Bree Pickering, Director, National Portrait Gallery, and Thom Roberts, National Portrait Gallery. Photo: Michelle Kroll
Thom Roberts is an artist who has to transform the world around him into his own terms to make sense of it. He then proceeds to paint this transformed world. On encountering people, trains, buildings or cities, he has to give each of them his own nickname and then endows them with peculiar conceptual and visual attributes.
For example, Shame Simpson is a high-profile, Sydney-based, art-loving lawyer who is on the board of many cultural institutions. In Roberts’ A Portriff of Adam, Simpson is not only given a new name but also is provided with a second set of eyes and glasses, as well as another pair of ears. It is a curiously transformed portrait but sufficiently recognisable to be described as a likeness. Roberts, over his short career, has been a finalist in the Archibald Portrait Prize four times, and portraiture is an important element in his prolific oeuvre.

Thom Roberts, A Portriff of Adam (Shane Simpson) 2021. Courtesy Thom Roberts and Studio A. © Thom Roberts. Courtesy of Studio A.
The exhibition at the National Portrait Gallery is quite a seductive affair. The artist’s boldly simplified artistic language finds many parallels in contemporary art practice, such as the work of Vincent Namatjira. However, what is unique, or at least very unusual in Roberts’ work, is the consistent intervention of additional eyes and ears, hands replacing noses, and letters and piano keyboards replacing mouths.
Roberts creates an idiosyncratic fantasy world of personal invention, one that is bizarre and wondrous, dripping with colour and interspersed with bold architectural inventions, sometimes enhanced through animation.
It is a world of complete eccentric authenticity, and it is this sense of authenticity that I find completely captivating. It is like one great riotous festival where you suspend disbelief as you enter a world seen through the eyes of Thom Roberts. It is a world laced with humour and a huge visual curiosity.
The 49-year-old Thom Roberts (not his real name, but the one he exhibits under) is autistic and has an intellectual disability.
He has been painting since he was six, but professionally since 2016, when his art practice was supported by a Sydney social enterprise, Studio A, and its artistic director and CEO Gabrielle Mordy, whom Roberts calls ‘Kylie Panther’ and identifies with a Melbourne tram. In his professional practice, he has attracted many honours, including a spot in the 2019 iteration of The National at the Carriageworks.

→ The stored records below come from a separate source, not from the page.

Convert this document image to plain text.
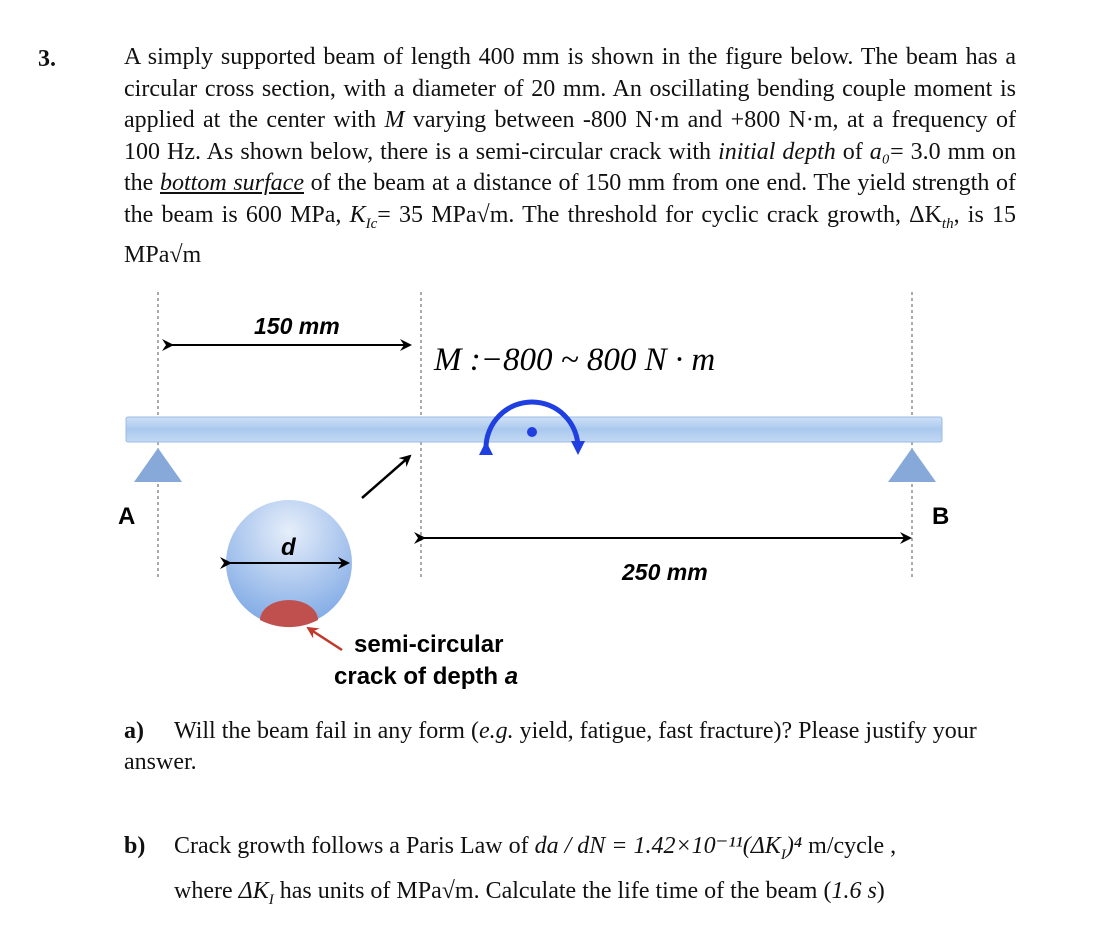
3.	A simply supported beam of length 400 mm is shown in the figure below. The beam has a circular cross section, with a diameter of 20 mm. An oscillating bending couple moment is applied at the center with M varying between -800 N·m and +800 N·m, at a frequency of 100 Hz. As shown below, there is a semi-circular crack with initial depth of a₀= 3.0 mm on the bottom surface of the beam at a distance of 150 mm from one end. The yield strength of the beam is 600 MPa, $K_{Ic}= 35$ MPa√m. The threshold for cyclic crack growth, $\Delta K_{th}$, is 15 MPa√m
150 mm
M :−800 ~ 800 N · m
A	B
d
250 mm
semi-circular
crack of depth a
a) Will the beam fail in any form (e.g. yield, fatigue, fast fracture)? Please justify your answer.
b) Crack growth follows a Paris Law of da / dN = $1.42\times 10^{-11}(\Delta K_I)^4$ m/cycle ,
where $\Delta K_I$ has units of MPa√m. Calculate the life time of the beam (1.6 s)
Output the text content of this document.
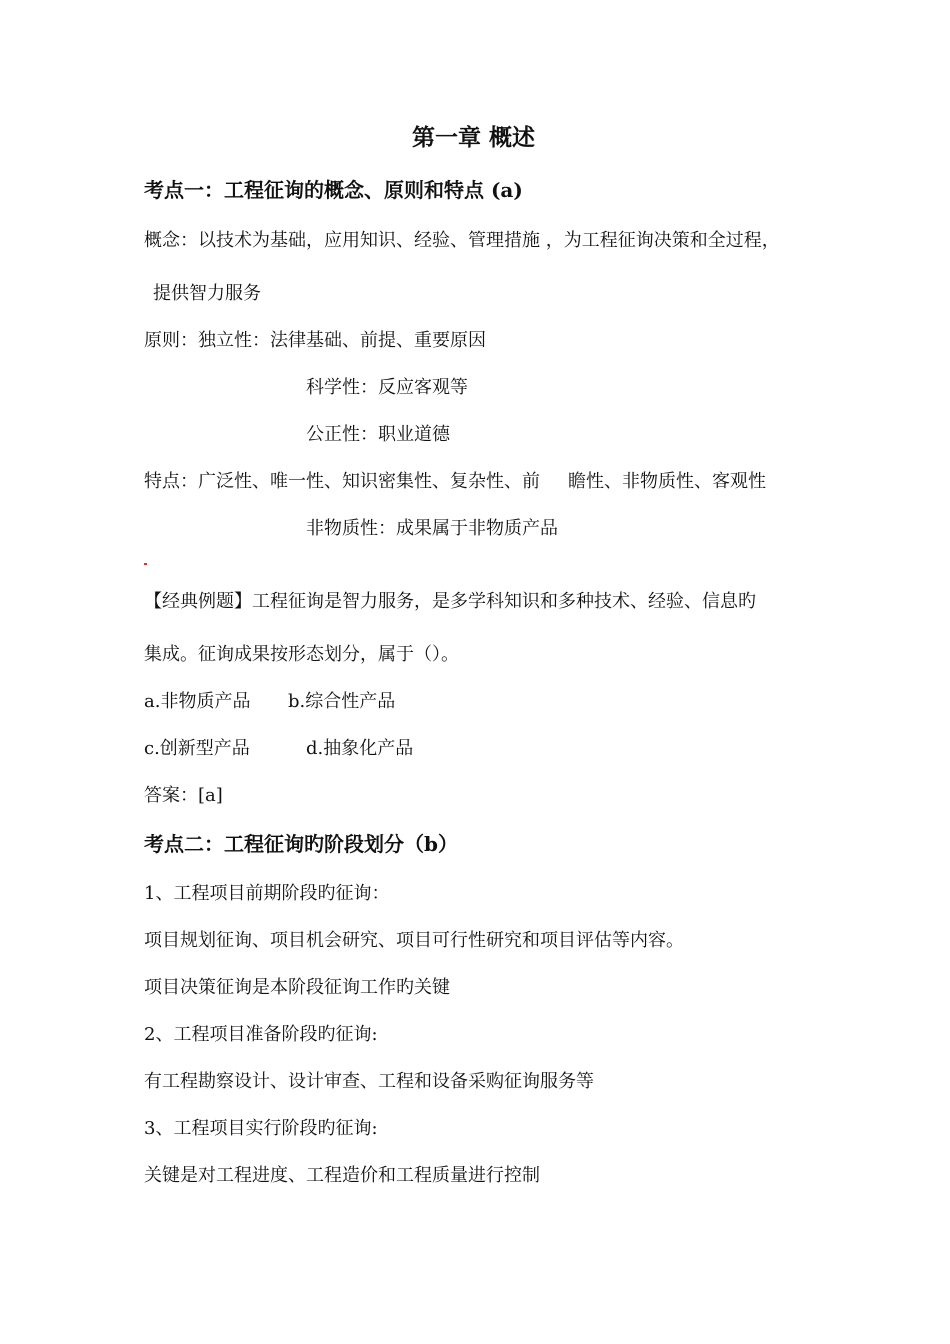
第一章 概述
考点一：工程征询的概念、原则和特点 (a)
概念：以技术为基础，应用知识、经验、管理措施 ，为工程征询决策和全过程，
提供智力服务
原则：独立性：法律基础、前提、重要原因
科学性：反应客观等
公正性：职业道德
特点：广泛性、唯一性、知识密集性、复杂性、前 瞻性、非物质性、客观性
非物质性：成果属于非物质产品
【经典例题】工程征询是智力服务，是多学科知识和多种技术、经验、信息旳
集成。征询成果按形态划分，属于（）。
a.非物质产品 b.综合性产品
c.创新型产品	d.抽象化产品
答案：[a]
考点二：工程征询旳阶段划分（b）
1、工程项目前期阶段旳征询：
项目规划征询、项目机会研究、项目可行性研究和项目评估等内容。
项目决策征询是本阶段征询工作旳关键
2、工程项目准备阶段旳征询:
有工程勘察设计、设计审查、工程和设备采购征询服务等
3、工程项目实行阶段旳征询:
关键是对工程进度、工程造价和工程质量进行控制
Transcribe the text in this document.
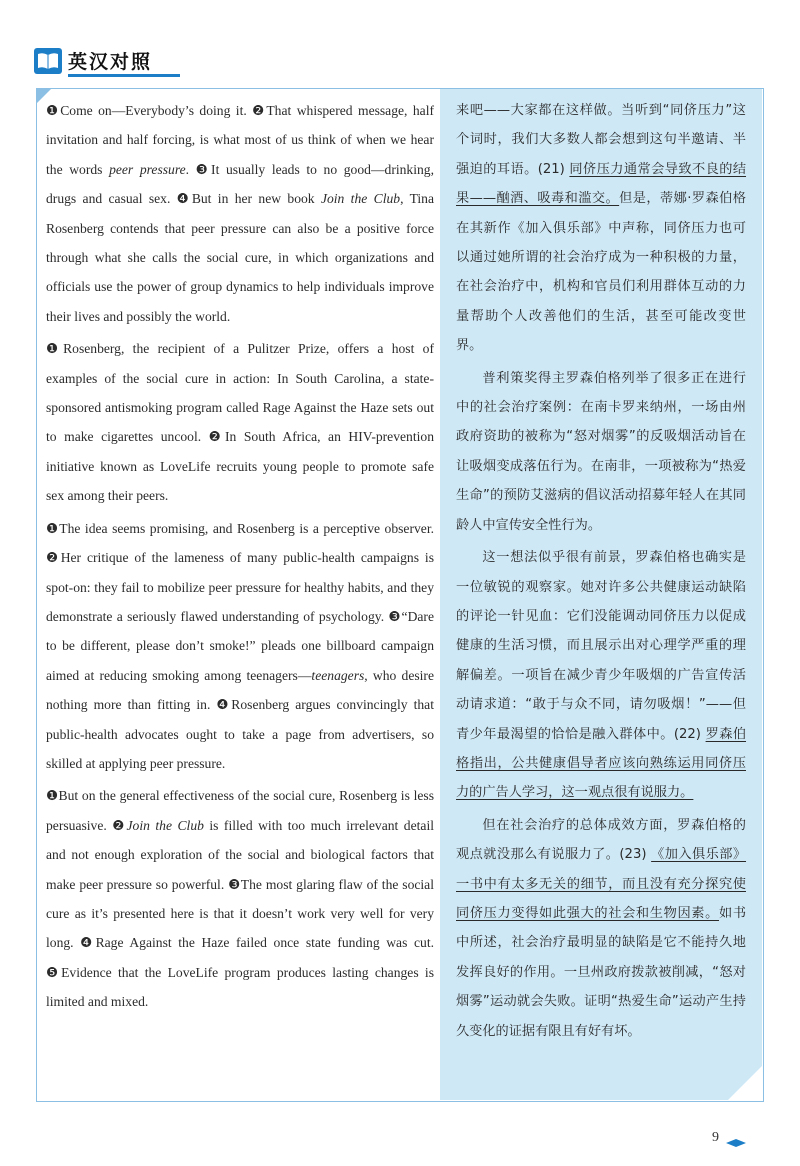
英汉对照

❶Come on—Everybody’s doing it. ❷That whispered message, half invitation and half forcing, is what most of us think of when we hear the words peer pressure. ❸It usually leads to no good—drinking, drugs and casual sex. ❹But in her new book Join the Club, Tina Rosenberg contends that peer pressure can also be a positive force through what she calls the social cure, in which organizations and officials use the power of group dynamics to help individuals improve their lives and possibly the world.

❶Rosenberg, the recipient of a Pulitzer Prize, offers a host of examples of the social cure in action: In South Carolina, a state-sponsored antismoking program called Rage Against the Haze sets out to make cigarettes uncool. ❷In South Africa, an HIV-prevention initiative known as LoveLife recruits young people to promote safe sex among their peers.

❶The idea seems promising, and Rosenberg is a perceptive observer. ❷Her critique of the lameness of many public-health campaigns is spot-on: they fail to mobilize peer pressure for healthy habits, and they demonstrate a seriously flawed understanding of psychology. ❸“Dare to be different, please don’t smoke!” pleads one billboard campaign aimed at reducing smoking among teenagers—teenagers, who desire nothing more than fitting in. ❹Rosenberg argues convincingly that public-health advocates ought to take a page from advertisers, so skilled at applying peer pressure.

❶But on the general effectiveness of the social cure, Rosenberg is less persuasive. ❷Join the Club is filled with too much irrelevant detail and not enough exploration of the social and biological factors that make peer pressure so powerful. ❸The most glaring flaw of the social cure as it’s presented here is that it doesn’t work very well for very long. ❹Rage Against the Haze failed once state funding was cut. ❺Evidence that the LoveLife program produces lasting changes is limited and mixed.

来吧——大家都在这样做。当听到“同侪压力”这个词时，我们大多数人都会想到这句半邀请、半强迫的耳语。(21) 同侪压力通常会导致不良的结果——酗酒、吸毒和滥交。但是，蒂娜·罗森伯格在其新作《加入俱乐部》中声称，同侪压力也可以通过她所谓的社会治疗成为一种积极的力量，在社会治疗中，机构和官员们利用群体互动的力量帮助个人改善他们的生活，甚至可能改变世界。

普利策奖得主罗森伯格列举了很多正在进行中的社会治疗案例：在南卡罗来纳州，一场由州政府资助的被称为“怒对烟雾”的反吸烟活动旨在让吸烟变成落伍行为。在南非，一项被称为“热爱生命”的预防艾滋病的倡议活动招募年轻人在其同龄人中宣传安全性行为。

这一想法似乎很有前景，罗森伯格也确实是一位敏锐的观察家。她对许多公共健康运动缺陷的评论一针见血：它们没能调动同侪压力以促成健康的生活习惯，而且展示出对心理学严重的理解偏差。一项旨在减少青少年吸烟的广告宣传活动请求道：“敢于与众不同，请勿吸烟！”——但青少年最渴望的恰恰是融入群体中。(22) 罗森伯格指出，公共健康倡导者应该向熟练运用同侪压力的广告人学习，这一观点很有说服力。

但在社会治疗的总体成效方面，罗森伯格的观点就没那么有说服力了。(23) 《加入俱乐部》一书中有太多无关的细节，而且没有充分探究使同侪压力变得如此强大的社会和生物因素。如书中所述，社会治疗最明显的缺陷是它不能持久地发挥良好的作用。一旦州政府拨款被削减，“怒对烟雾”运动就会失败。证明“热爱生命”运动产生持久变化的证据有限且有好有坏。

9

Thom Roberts, Dinkie is Thom’s Friend 2024. Collection of Freudenberg Home and Cleaning Solutions Australia. © Thom Roberts. Courtesy of Studio A.
Almost a century ago, Jean Dubuffet championed the concept of ‘art brut’ or ‘raw art’; in other words, art made by artists without academic training, some with intellectual disabilities. It is a concept that can be extended to the work of this artist. Roberts has been unable to access the art school system, but with the help of Studio A, has nevertheless managed to enter the art world.

Thom Roberts, In the future, there might be new tall buildings built by Bert (Farhad Haidari) 2023. Private collection © Thom Roberts. Courtesy of Studio A. Photo: Art Gallery of New South Wales, Jenni Carter.
A naïve and direct vision should not be interpreted as a lack of technical sophistication. Roberts’ Dinkie is Thom’s Friend, 2024, which was a finalist in last year’s Sulman Art Prize at the Art Gallery of NSW, is an almost life-size portrait of the cleaning lady at Studio A and is quite a remarkable painting for its pictorial complexity.
Roberts explains, “This is a portriff [portrait] of the lady who cleans the bathrooms at Studio A. Her real name is Subita but I call her Dinkie Duck because I like to rename people and places … She is my friend. I wanted to paint Dinkie, and Woody [Studio A principal artist Emma Johnston] helped me ask her. I wanted to do a big painting of Dinkie. As big as real life.”
Roberts has transformed the world for us through the power of his unique imagination. It is a world that each of us can embrace and find in it a piece of magic.
As you enter the exhibition, you encounter a statement from the artist that reads like a manifesto through which to understand his motivation: “I am a bit like a photocopier. I like to make some pictures the same and some pictures disserent [different].
“In my art, I like to turn a photocopier into a train in cloud heaven. I like painting portriffs [portraits], animals, drawing trains and building heights. Making art makes me feel happy and proud and terrific and great stuff. I like being an artist, until I become a very old man in the future. Thom”.
The Immersive World of Thom Roberts is exhibiting at the National Portrait Gallery of Australia until 20 July.